Barbara Roden’s “Sweet Sorrow” was another that truly captured me. Stories involving children (and being told from a child’s perspective) always seem to have an especially cruel aspect. Children’s lack of understanding of the horror(s) surrounding them brings the brutality just that little bit closer, but kids tend to see things we, as adults, sometimes miss. Ms. Roden does this extremely well and Sweet Sorrow was high on my list of favourites; her “vampires” are undeniably frightening in their perceived banality.
“Bread and Water” by Michael Cisco is dark and edgy, with post-apocalyptic overtones of mankind’s ‘re-creation’ via a virus. While we’re given snapshots and small glimpses of the world outside, and the sanitarium in which the infected are ‘housed’, it is the deconstruction of Mr, Emory, his mental and physical battle to maintain himself, that kept me turning the page. As with the current vampire trend, there are those who despise the infected and those who adore them – a parallel to today’s current, love-’em-or-hate-’em, sparkly kind, perhaps?

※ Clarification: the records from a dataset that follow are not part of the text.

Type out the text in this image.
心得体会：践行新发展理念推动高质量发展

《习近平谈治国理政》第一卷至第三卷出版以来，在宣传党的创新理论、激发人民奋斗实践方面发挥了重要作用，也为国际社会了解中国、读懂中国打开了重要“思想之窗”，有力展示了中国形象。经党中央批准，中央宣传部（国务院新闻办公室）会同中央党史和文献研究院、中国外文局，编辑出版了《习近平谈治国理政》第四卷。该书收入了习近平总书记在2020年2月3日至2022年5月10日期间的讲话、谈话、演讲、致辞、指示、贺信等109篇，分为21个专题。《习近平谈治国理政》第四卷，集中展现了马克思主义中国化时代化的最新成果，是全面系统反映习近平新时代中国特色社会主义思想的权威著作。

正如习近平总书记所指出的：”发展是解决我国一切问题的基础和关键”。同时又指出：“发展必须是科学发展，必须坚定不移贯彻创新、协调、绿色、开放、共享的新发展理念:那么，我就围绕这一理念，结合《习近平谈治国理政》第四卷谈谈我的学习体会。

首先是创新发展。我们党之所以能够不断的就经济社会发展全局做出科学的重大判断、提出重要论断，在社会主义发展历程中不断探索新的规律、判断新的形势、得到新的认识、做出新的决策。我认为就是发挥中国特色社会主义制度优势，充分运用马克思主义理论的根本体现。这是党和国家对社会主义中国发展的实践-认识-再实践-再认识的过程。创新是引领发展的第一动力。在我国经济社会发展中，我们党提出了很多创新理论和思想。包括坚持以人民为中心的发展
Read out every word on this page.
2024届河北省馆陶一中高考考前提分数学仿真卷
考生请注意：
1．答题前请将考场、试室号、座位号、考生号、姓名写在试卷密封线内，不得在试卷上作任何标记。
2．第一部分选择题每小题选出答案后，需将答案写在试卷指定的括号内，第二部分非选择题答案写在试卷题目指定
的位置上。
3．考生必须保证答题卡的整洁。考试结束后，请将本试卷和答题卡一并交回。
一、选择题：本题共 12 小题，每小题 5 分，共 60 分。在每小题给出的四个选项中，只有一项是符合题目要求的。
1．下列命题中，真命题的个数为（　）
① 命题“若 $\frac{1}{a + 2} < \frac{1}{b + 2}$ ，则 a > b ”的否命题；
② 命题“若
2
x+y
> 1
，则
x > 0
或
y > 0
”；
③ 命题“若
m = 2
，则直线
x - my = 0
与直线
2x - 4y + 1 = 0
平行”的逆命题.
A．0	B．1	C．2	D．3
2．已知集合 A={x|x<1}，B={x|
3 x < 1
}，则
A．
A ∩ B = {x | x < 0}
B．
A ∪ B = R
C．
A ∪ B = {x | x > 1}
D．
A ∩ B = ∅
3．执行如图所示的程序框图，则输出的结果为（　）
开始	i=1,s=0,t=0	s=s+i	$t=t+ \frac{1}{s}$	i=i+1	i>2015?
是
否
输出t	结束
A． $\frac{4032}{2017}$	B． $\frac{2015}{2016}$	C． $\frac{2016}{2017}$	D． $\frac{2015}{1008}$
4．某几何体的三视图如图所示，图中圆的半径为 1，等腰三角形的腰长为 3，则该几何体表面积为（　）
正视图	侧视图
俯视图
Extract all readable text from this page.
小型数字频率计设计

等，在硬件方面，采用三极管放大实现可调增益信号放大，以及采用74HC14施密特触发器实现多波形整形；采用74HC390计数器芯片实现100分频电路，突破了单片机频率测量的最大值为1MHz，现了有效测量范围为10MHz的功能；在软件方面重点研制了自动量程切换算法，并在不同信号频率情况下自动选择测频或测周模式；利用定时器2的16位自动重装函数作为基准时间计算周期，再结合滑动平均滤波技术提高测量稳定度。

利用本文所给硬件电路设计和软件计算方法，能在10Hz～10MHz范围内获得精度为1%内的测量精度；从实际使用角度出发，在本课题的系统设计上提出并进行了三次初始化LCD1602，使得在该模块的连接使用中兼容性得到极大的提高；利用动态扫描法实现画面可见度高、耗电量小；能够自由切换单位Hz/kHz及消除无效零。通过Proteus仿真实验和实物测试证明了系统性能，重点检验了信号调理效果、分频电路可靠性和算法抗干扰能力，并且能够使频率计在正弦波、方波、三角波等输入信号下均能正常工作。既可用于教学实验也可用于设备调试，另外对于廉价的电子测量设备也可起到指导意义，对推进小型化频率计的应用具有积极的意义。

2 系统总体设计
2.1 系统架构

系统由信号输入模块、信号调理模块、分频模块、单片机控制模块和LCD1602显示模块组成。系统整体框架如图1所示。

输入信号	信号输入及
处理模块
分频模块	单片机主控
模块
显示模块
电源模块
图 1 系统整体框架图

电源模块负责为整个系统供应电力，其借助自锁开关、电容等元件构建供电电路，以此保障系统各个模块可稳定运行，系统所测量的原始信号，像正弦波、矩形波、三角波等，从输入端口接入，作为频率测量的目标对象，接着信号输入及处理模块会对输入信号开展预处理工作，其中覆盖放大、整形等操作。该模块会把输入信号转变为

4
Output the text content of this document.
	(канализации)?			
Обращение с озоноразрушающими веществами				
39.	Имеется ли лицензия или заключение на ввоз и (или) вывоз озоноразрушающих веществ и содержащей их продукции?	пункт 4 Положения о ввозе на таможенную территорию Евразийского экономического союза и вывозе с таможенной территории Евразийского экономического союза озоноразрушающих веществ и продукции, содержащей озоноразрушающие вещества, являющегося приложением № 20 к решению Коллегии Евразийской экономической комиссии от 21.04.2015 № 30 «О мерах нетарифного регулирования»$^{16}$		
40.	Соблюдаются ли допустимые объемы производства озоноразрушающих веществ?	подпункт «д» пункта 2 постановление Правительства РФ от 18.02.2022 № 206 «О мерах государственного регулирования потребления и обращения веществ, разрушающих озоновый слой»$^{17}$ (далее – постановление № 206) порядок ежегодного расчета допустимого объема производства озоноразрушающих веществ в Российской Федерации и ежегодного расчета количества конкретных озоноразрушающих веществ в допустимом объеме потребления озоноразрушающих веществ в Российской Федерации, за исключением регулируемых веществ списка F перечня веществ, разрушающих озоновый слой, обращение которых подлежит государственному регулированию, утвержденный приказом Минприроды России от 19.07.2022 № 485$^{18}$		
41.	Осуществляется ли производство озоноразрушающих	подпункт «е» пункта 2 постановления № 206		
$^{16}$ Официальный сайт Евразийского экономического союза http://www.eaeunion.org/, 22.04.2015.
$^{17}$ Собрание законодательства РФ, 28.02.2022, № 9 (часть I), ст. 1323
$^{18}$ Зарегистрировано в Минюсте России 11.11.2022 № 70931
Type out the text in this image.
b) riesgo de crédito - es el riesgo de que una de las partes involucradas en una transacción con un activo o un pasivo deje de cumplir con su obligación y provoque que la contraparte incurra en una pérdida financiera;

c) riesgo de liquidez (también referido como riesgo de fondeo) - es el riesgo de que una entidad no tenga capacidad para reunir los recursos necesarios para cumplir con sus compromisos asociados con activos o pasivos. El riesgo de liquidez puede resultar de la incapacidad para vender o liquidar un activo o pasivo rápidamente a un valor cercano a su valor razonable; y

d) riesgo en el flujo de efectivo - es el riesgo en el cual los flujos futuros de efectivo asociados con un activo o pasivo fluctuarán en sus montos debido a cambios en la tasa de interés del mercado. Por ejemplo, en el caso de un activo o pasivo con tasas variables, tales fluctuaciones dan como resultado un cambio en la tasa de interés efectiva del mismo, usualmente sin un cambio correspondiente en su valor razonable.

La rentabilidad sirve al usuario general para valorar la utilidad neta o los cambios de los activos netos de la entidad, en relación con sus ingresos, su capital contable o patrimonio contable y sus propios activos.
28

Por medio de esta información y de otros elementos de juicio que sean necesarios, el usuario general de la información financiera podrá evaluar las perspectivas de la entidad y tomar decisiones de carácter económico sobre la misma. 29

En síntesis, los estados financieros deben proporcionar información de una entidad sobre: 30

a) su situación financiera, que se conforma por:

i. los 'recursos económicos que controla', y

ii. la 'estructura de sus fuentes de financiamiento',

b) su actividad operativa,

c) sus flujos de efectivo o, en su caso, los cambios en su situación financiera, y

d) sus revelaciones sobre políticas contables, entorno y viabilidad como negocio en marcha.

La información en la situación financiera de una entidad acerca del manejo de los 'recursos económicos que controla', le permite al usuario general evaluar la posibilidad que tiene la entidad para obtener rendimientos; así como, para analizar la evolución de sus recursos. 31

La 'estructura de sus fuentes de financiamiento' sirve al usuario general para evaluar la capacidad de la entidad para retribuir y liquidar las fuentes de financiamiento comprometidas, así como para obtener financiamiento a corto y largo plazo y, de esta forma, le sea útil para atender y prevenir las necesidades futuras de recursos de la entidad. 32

The ending (resolution?) worked perfectly with the rest of the story – a very, very enjoyable tale.
Almost every story in this anthology rates a special mention. As with any anthology, there were a couple that didn’t quite rate with me, but when I looked back at the stories that did resonate, it was close to ninety percent. With such a range, such different takes on the ‘vampire’ theme, there is something in here for everyone.
Ms. Datlow has done it again, producing a top-notch anthology where each story leads readers up a dread-filled path, unsure of where they will end up, but knowing it ain’t gonna be good…still, we’ll take the journey just to see. For those of you wanting a different taste of the ‘vampire’ culture trending the market, then Blood and Other Cravings is a must-read. Let Ms. Datlow and the authors show you what else is out there, and how blood is not the only thing these monsters crave.